Cuando volvió en sí, Julia fue dolorosamente consciente del lamentable estado de su cabeza y de la tensión de su cuerpo. Uno a uno, todos los acontecimientos fueron desfilando por su mente con nitidez, y el miedo volvió a adueñarse de ella. Apelando a unas fuerzas de las que no era consciente, consiguió arrastrarse hasta la bañera, abrió el grifo del agua caliente y se quitó las toallas y la ropa. Se dejó caer en el agua y aguardó a que ésta la cubriera con un dulce manto cálido. Aspiró profundamente varias veces e intentó relajar las piernas, luego los brazos, el cuello y los hombros doloridos, apretando los dientes con fuerza y respirando entre siseos para silenciar el dolor hormigueante, como si la pincharan mil finas agujas. Al rato abrió el agua fría y repitió una vez más la operación. Poco a poco se sintió con la fuerza suficiente para salir de la bañera, envolverse en las toallas y meterse en la cama.
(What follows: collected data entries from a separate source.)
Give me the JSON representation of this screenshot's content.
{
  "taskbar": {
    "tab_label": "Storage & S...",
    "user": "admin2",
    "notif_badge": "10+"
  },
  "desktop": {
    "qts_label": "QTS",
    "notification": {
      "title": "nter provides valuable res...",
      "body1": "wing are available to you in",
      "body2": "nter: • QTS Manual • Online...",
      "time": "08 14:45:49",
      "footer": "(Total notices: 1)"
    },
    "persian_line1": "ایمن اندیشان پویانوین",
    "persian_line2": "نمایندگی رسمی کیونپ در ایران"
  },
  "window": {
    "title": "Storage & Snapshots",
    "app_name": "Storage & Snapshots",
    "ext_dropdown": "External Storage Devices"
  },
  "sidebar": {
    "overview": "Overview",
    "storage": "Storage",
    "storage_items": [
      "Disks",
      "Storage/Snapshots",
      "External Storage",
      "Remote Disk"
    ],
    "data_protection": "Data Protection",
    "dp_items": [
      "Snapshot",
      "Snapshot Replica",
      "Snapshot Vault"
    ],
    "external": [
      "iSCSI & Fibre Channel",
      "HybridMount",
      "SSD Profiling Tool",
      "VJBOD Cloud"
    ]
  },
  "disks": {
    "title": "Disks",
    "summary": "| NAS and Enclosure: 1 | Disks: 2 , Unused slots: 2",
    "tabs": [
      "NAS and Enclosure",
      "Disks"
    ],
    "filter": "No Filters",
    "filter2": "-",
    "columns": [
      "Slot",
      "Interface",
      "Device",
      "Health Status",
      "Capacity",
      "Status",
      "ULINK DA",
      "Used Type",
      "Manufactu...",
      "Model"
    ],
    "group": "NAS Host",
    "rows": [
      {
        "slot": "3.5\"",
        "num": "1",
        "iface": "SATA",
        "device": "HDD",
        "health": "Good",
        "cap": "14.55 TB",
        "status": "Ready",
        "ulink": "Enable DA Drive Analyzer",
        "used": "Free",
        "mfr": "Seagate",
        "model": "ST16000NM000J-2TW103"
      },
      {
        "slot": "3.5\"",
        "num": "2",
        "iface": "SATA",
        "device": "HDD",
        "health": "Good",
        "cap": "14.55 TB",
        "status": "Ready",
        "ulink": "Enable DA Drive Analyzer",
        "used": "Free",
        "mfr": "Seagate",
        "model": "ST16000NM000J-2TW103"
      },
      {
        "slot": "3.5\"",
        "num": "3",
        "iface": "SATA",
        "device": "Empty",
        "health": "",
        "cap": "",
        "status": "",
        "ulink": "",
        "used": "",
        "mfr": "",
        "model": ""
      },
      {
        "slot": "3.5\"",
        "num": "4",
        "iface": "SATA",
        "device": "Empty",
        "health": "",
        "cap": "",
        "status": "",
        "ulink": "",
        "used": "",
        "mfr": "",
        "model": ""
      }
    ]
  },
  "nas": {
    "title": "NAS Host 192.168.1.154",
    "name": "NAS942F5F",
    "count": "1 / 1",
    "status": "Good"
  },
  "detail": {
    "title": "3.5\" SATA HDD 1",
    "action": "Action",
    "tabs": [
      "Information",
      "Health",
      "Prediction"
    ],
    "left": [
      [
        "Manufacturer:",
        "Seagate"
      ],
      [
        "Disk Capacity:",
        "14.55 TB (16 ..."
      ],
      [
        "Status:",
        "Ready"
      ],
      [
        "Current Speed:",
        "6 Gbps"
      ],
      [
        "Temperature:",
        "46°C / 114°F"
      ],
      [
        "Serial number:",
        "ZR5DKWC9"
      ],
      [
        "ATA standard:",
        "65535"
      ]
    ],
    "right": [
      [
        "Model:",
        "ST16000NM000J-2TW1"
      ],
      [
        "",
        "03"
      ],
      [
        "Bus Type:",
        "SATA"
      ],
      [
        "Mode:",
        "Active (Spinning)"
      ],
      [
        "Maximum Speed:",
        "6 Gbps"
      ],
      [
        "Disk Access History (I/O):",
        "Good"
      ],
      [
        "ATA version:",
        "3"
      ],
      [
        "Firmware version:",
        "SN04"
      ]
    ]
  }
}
La calidez del lecho le fue devolviendo el ánimo y disolvió un poco el dolor que le agarraba el vientre con la fuerza de un cinturón de acero. La claridad relativa de otro día londinense se recortaba en la ventana, pero el cuerpo de Julia decidió declarar el estado de emergencia, y su mente apagó de nuevo la luz, sumiéndola en la inconsciencia.

Capítulo V

Fue el día más triste de vida. Unos días antes, su madre había empezado a respirar de manera extraña, sibilante y con un gorgoteo siniestro en cada inspiración. Julia había llamado al médico de cabecera, que le había hecho unas pruebas y había decidido internarla, finalmente, en el Hospital de la Santa Cruz de Vigo. Tan rápida como la marea, la extraña enfermedad de su madre había desembocado en una crisis que los médicos creían terminal. La joven Julia, que había venido desde Santiago para pasar el verano en casa, cansada de la facultad y deseando el retiro y el sosiego que le proporcionaban los parajes de su infancia, se había despertado entumecida en el sillón de la habitación inmaculada, un día más, esperando casi con ansia el fatal desenlace.